The 1Gbit might be a bandwidth limitation of the Altera Aria LCDS channels as well as memory bandwidth. They might be using only 2-4 pairs LVDS feeding a network PHY. This wouldn't have been an issue with a Stratix, but, I suspect putting in an 4-8k$ FPGA would double the price of the scope.
Wouldn't the FPGA have an internal gigabit transceiver which can drive the SFP port (network) directly? A Xilinx Spartan6 which costs a few tens of dollars has no problem with that.
Yes, and they are using a 2 pair gigabit transceivers for the gigabit Ethernet/optical networking.
They didn't want to go further than that.
They are using the ' 5AGXBA1D4F31C5N ', a 260$ fpga in lots of 27.
It has 6.5536 Gbps transceivers, not the 10.3125 Gbps or 12.5 Gbps required for a 10Gbit lan connection.
The DDR3 ram controller works at 533Mhz or 667Mhz depending on configuration and wiring.
They also started development around 3 years ago, so, back then, there were no Aria FPGA in the series which had the 10Gbps and were also affordable. Like it or not, we are stuck with 1Gbps lan and would need to wait for the next version of the scope for the 10Gbps lan support.

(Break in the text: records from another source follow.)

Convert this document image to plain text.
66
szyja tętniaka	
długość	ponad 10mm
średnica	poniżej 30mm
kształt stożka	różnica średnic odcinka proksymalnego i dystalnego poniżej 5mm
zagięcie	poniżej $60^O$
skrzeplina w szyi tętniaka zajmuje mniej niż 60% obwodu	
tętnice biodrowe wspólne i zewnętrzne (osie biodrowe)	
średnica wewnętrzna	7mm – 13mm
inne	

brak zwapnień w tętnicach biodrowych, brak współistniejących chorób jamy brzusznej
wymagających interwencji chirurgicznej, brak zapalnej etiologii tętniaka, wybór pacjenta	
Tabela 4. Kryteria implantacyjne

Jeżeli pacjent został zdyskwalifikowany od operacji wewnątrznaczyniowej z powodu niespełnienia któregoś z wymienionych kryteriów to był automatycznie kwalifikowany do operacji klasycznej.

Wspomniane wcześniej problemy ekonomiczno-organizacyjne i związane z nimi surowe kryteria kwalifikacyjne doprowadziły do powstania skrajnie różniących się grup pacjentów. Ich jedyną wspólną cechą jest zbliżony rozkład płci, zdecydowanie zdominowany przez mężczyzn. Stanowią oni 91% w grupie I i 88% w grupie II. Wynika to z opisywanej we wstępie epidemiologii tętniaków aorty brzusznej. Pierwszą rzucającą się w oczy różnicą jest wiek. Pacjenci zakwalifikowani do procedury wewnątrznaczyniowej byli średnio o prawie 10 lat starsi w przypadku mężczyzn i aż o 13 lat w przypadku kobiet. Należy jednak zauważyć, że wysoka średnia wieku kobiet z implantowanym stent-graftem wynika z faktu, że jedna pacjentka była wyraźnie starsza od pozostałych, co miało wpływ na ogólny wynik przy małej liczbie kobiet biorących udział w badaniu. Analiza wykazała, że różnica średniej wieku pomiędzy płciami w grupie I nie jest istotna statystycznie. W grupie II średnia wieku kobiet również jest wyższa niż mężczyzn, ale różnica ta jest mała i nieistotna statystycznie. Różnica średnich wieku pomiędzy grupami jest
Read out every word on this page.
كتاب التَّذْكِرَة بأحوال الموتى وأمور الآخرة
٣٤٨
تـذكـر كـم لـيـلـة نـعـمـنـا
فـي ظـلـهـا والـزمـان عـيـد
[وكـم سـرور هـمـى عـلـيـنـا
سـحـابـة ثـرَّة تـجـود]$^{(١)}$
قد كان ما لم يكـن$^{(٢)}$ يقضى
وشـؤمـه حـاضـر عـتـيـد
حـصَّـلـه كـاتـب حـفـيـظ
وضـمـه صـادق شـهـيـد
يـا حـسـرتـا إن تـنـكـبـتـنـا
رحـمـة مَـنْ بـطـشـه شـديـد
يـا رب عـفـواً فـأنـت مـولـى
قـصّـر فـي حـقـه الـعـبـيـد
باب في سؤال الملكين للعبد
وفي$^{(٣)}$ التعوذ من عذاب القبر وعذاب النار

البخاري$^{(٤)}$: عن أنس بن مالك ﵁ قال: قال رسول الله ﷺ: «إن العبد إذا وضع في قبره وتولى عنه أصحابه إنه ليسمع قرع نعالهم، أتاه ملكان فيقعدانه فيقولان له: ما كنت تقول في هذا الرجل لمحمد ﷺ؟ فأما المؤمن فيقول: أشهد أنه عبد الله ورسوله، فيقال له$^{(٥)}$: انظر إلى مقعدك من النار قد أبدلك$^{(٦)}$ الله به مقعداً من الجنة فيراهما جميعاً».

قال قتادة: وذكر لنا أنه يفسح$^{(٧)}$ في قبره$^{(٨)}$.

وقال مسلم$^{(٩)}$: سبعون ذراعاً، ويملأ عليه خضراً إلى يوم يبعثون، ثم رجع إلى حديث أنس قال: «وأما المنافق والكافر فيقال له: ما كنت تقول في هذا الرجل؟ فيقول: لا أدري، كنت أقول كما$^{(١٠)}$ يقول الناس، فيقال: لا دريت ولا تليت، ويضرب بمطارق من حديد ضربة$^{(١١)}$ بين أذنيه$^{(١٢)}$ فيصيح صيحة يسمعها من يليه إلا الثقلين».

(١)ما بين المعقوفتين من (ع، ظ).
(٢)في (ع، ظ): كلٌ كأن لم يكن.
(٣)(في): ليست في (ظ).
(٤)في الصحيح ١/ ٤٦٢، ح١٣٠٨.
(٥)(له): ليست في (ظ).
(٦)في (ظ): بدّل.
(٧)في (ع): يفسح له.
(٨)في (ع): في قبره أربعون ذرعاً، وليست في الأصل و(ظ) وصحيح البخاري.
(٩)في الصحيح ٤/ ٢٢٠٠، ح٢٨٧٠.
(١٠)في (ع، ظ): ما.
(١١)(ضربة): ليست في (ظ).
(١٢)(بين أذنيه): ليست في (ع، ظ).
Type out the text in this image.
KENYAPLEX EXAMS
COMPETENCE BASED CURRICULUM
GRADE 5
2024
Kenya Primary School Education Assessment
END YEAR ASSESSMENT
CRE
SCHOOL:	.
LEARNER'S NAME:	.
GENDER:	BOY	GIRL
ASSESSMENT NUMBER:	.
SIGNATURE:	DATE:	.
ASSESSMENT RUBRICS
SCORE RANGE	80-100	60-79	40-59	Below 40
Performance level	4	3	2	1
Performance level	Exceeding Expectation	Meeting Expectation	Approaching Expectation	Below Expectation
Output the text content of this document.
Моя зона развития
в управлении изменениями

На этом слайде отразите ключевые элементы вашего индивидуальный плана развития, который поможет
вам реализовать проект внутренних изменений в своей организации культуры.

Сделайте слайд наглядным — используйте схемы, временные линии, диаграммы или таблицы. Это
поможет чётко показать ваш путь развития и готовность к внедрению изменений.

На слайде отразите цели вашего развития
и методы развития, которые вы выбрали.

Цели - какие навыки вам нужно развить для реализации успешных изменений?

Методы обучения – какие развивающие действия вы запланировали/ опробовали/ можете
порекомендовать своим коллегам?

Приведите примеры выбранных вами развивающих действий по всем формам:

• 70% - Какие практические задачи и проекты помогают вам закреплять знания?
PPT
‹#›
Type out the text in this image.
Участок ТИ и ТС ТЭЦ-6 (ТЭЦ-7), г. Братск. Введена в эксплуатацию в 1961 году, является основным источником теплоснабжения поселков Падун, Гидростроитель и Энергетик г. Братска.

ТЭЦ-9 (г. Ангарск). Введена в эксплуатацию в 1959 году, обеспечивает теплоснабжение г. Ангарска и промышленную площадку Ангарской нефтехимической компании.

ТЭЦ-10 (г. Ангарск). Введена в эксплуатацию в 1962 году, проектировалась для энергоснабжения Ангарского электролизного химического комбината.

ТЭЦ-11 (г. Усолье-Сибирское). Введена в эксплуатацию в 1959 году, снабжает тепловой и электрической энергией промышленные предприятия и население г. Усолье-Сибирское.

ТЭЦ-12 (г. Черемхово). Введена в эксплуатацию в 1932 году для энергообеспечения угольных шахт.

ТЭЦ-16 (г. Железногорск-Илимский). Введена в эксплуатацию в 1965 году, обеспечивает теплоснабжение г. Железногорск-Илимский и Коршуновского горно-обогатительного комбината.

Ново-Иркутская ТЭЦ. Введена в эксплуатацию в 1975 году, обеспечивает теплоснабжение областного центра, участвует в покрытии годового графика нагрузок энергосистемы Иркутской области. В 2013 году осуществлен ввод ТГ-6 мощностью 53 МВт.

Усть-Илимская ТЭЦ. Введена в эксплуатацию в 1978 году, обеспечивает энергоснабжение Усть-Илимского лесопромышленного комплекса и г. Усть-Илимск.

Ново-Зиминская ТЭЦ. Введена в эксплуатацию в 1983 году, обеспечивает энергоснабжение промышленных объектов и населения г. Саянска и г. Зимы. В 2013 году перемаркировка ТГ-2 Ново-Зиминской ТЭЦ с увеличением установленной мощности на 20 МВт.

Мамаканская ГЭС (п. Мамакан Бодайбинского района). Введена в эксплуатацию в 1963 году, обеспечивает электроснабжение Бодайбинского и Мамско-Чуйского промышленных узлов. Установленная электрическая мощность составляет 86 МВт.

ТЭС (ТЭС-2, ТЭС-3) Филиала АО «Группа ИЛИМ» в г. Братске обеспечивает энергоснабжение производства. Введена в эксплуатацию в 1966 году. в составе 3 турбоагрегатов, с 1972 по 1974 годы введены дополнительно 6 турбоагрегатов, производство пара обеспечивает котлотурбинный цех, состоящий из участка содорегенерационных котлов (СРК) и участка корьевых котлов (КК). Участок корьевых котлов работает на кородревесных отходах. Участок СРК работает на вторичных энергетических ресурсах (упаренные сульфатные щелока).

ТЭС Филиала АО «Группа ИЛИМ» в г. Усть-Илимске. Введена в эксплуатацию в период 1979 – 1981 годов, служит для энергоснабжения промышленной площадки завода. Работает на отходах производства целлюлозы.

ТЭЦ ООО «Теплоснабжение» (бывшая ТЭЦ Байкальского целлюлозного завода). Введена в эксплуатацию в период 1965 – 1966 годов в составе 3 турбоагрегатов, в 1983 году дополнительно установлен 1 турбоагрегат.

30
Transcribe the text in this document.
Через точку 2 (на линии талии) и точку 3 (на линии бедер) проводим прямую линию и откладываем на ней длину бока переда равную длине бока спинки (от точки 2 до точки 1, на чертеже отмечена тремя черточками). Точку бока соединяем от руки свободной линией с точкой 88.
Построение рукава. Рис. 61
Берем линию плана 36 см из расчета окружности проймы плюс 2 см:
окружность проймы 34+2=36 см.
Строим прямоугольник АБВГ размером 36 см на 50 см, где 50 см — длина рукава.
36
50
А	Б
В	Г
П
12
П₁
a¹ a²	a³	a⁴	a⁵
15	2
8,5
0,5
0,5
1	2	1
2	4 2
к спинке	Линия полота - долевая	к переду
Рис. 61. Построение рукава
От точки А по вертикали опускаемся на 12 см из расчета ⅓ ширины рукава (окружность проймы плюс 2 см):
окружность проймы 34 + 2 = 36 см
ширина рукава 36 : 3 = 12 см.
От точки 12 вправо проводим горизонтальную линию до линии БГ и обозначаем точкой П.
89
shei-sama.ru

I'm not sure but the speed and width of the ram and simultaneous sampling with network transfer may also be a factor. I only saw 4 ram chips on the PCB, however, pausing the sampling during the network transfer would make things faster. They would need 40 gigabit per second transfer rate for real time transfer of all 4 channels at full sampling speed.
Since they have full firmware update-ability, they wont be using Altera's cheap quick-asic mask version.